Famed actor Hill Harper is getting into the money game by way of financial technology that’s powering a newly-launched digital wallet for investors of color.
According to a press release, Harper announced the launch of The Black Wall Street app just in time for Financial Literacy Month as a means to empower Black and Latinx investors and contribute to closing the racial wealth gap in America.

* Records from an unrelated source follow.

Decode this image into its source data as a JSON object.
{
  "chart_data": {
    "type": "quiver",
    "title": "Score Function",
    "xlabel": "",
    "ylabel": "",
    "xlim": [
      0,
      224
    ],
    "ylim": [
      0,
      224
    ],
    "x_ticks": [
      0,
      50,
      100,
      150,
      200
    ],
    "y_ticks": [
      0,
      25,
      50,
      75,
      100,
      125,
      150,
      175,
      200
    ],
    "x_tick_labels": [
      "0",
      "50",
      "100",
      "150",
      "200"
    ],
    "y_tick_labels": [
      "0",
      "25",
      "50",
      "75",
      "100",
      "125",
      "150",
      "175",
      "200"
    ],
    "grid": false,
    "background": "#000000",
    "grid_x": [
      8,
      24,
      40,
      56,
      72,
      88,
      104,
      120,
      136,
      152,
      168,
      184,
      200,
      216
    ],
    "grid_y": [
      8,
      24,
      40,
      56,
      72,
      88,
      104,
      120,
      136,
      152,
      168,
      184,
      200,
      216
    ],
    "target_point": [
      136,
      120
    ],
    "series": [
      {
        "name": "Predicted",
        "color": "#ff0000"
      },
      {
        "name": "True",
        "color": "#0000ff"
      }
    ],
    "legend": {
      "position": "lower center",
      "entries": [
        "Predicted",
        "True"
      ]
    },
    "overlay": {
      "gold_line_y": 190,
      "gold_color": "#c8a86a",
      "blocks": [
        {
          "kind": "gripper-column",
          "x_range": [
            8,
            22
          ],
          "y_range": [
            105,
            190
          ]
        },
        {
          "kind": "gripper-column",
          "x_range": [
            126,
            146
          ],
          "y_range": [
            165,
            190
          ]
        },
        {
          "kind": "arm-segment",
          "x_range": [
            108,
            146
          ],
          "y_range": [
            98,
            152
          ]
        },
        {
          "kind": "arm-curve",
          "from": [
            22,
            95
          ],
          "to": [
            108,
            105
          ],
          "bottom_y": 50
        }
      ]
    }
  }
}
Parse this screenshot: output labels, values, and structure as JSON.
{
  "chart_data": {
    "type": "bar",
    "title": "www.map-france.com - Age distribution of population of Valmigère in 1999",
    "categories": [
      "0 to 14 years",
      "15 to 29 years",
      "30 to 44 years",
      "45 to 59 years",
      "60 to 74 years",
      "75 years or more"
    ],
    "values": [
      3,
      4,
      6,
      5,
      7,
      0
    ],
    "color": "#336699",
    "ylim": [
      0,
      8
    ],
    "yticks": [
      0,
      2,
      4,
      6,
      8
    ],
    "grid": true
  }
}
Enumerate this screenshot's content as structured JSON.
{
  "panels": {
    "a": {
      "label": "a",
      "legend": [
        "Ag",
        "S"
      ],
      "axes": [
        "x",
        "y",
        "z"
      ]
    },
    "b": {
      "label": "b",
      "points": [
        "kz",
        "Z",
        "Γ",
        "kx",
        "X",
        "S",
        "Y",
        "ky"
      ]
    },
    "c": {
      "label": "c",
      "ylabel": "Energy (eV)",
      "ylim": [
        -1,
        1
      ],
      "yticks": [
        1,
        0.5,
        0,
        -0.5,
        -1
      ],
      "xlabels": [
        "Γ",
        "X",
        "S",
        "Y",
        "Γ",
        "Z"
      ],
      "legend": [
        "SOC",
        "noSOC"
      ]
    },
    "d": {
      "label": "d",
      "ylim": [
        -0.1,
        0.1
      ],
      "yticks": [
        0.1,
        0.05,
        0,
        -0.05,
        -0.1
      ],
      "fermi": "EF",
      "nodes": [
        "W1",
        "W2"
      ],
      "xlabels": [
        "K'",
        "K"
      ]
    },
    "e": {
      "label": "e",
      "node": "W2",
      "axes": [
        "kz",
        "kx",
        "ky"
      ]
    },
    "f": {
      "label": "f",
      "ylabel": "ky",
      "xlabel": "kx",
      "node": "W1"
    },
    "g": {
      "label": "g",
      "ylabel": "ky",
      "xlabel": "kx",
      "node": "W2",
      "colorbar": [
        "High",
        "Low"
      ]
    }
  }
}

This feat marks the first-ever Black-owned digital wallet and cryptocurrency exchange platform to exist in the U.S.
Through this digital fintech platform, Harper hopes to create the world’s largest investment and financial literacy curriculum/toolkit for communities of color to use across the diaspora.
“Our technology seeks to replicate the brick and mortar Black Wall Street, as a digital ecosystem that will galvanize the financially excluded and directly stimulate the economic growth and spending in marginalized communities everywhere,” Harper shares in a statement. “With the Black Wall Street technology, we seek to make obsolete payday lenders and other financial predators plaguing our communities, while simultaneously creating cross generational wealth transfer, for people who have historically been taught to work for our wages instead of making our wages work for us…because Black Cash Matters.”
The Black Wall Street app is both named after and inspired by the legacy of the Greenwood district in Tulsa, Oklahoma that was once considered the epicenter of thriving Black businesses.
Next month, the new digital platform will acknowledge the 100-year anniversary of the 1921 Tulsa Race Massacre with a monumental, 30-market financial literacy campaign and bus tour starting in Los Angeles, CA and ending on Greenwood Avenue in Tulsa, OK from May 31 to June 1.
The tour will visit some of the most disenfranchised communities across the country and introduce financial literacy as well as cryptocurrency in an effort to celebrate the Greenwood legacy, which is considered the most successful Black economic community in U.S. history.
“What the Black Wall Street was in Tulsa and the Greenwood district is just very empowering,” Harper told CNBC. “There were three pillars that created the wealth that was created in the Black Wall Street [in Tulsa],” he notes with the first two being institutional ownership and institutional trust by the community.
“Pillar number three was the movement of money or capital within the ecosystem where dollars changed hands 60 to 100 times within a year before it left that Black community,” he adds.
The Black Wall Street’s Crypto-curriculum and DigitalWallet campaigns will be led by Harper in partnership with world-leading cryptocurrency exchange expert, Najah Roberts.
The ultimate goal of The Black Wall Street is to offer Black and Brown communities a fighting chance to get involved in the transfer of wealth through cryptocurrency and decentralized finance.
The time for communities of color to regain their financial independence is now and Harper hopes to use his new platform to pave the way for better financial futures for generations to come.